Strategic Step 7: Every Client Is Different
Because preventing future pressure ulcers is so critical to maintaining a client’s health and quality of life, it’s understandable that healthcare professionals, wheelchair users and their families and caregivers all want “best practice” standards to follow — a checklist, for instance, that dictates exactly how long a wheelchair user can safely sit without risking skin and tissue breakdown.
The problem is that clients are so different, with varying diagnoses, co-morbidities, medical histories and everyday activities, that creating a single successful standard is impossible.
Education for all stakeholders, therefore, is the best strategy available.

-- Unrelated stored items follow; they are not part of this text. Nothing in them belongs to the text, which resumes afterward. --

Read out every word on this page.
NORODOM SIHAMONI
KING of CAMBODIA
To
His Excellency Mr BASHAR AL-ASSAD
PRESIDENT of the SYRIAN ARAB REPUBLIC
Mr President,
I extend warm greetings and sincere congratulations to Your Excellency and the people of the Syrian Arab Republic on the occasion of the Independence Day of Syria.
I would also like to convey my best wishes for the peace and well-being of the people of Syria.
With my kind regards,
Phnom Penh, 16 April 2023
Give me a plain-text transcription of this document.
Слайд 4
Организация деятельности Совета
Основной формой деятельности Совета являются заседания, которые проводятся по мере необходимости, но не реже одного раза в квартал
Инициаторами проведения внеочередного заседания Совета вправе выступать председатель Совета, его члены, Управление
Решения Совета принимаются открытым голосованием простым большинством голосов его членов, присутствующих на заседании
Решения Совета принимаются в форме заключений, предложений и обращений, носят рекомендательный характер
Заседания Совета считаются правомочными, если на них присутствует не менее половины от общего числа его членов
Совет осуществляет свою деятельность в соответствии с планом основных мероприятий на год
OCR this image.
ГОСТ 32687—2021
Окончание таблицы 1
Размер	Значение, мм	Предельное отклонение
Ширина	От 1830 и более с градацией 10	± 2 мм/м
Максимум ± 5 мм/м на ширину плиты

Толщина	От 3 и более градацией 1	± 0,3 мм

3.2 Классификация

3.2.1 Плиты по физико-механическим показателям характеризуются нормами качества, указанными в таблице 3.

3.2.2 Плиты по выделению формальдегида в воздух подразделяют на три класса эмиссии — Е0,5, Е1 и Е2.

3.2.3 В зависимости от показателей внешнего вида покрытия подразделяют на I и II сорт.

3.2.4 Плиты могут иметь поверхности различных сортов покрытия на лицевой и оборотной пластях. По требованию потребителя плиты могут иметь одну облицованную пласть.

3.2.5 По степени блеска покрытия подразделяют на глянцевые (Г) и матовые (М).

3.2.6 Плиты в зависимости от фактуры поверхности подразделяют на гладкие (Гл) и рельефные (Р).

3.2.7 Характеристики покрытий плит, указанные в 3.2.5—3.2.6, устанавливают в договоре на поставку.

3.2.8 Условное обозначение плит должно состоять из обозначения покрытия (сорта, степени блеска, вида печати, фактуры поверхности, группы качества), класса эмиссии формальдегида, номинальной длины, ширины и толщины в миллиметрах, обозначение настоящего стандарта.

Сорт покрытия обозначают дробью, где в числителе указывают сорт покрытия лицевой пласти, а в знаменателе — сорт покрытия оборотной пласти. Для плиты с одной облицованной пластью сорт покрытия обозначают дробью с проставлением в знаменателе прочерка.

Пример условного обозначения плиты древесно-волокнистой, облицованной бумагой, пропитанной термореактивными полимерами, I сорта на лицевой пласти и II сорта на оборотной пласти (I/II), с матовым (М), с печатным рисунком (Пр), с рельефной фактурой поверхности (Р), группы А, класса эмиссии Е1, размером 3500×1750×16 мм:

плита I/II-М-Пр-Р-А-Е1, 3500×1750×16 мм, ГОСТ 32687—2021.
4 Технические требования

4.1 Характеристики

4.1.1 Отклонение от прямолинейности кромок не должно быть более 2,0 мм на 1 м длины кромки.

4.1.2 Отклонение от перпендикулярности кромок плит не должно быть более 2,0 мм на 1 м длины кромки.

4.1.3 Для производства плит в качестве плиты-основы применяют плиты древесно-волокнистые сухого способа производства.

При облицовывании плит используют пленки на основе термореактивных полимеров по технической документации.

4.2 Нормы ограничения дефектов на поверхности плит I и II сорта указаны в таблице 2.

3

“It’s very important to make a wheelchair client and/or their caregivers aware of the risks of recurrence when they have a closed pressure ulcer,” Mullis says. “An optimal seating system alone will not prevent recurrence of a pressure ulcer. Effective pressure-relieving techniques should be identified for the individual consistent with the ability of the individual. A schedule can then be created that describes the frequency and duration of the weight shifts. For example, a client in a power chair can be taught to tilt for at least two minutes every 30 minutes to allow blood flow and oxygenation to the compromised tissue. One strategy I’ve used with folks who watch television during the day is to recommend tilting every time there is a commercial. This gives them a cue to perform frequent tilting, and it’s not disruptive to their routine.”
Hammond says he once worked with a surgeon who performed numerous flap surgeries at a rehabilitation hospital.
“We had a sitting protocol, and sometimes when we got to a certain point, the only way we could tell if they could sit was if we started to see some signs of breakdown,” he says. “If they were sitting four hours and five hours with good results, but then we bumped them up to six or seven, and we saw maybe a little opening or a little redness over that scar, we would say, ‘OK, that’s your level right there. You can’t sit more than four or five hours for five or six weeks, and then we’ll re-evaluate you.’”
While many clients would like to have specific guidelines on what’s safe and what isn’t, Hammond says, “Everybody heals differently. If someone has a pressure ulcer or flap surgery, maybe after four weeks, they can sit for two or three hours. In some people that two or three hours may be too much stress.”
Healing clients who may only be able to tolerate short periods of sitting might be able to sit multiple times per day if they change positions in between. “Incremental or small bouts of sitting is usually a good recommendation,” Hammond says, “while checking the skin quite frequently. Let’s say their wound can really only tolerate two hours of sitting. Well, sit in the morning for a couple of hours, then go back to bed or go prone or stand a little bit or do other activities, and then reintegrate seating later in the day.”
Hammond says a healed pressure ulcer isn’t a chronic condition, but it should be considered a chronic concern. “I think it begins with the thought process that as someone gets a pressure ulcer, they always have a pressure ulcer,” he says. “It’s a lifetime concern or it’s a continuum of concern, that once they have it, even though it may not be open, though it may not require dressing, it is always an area of concern as they move forward in their lives and as they age.”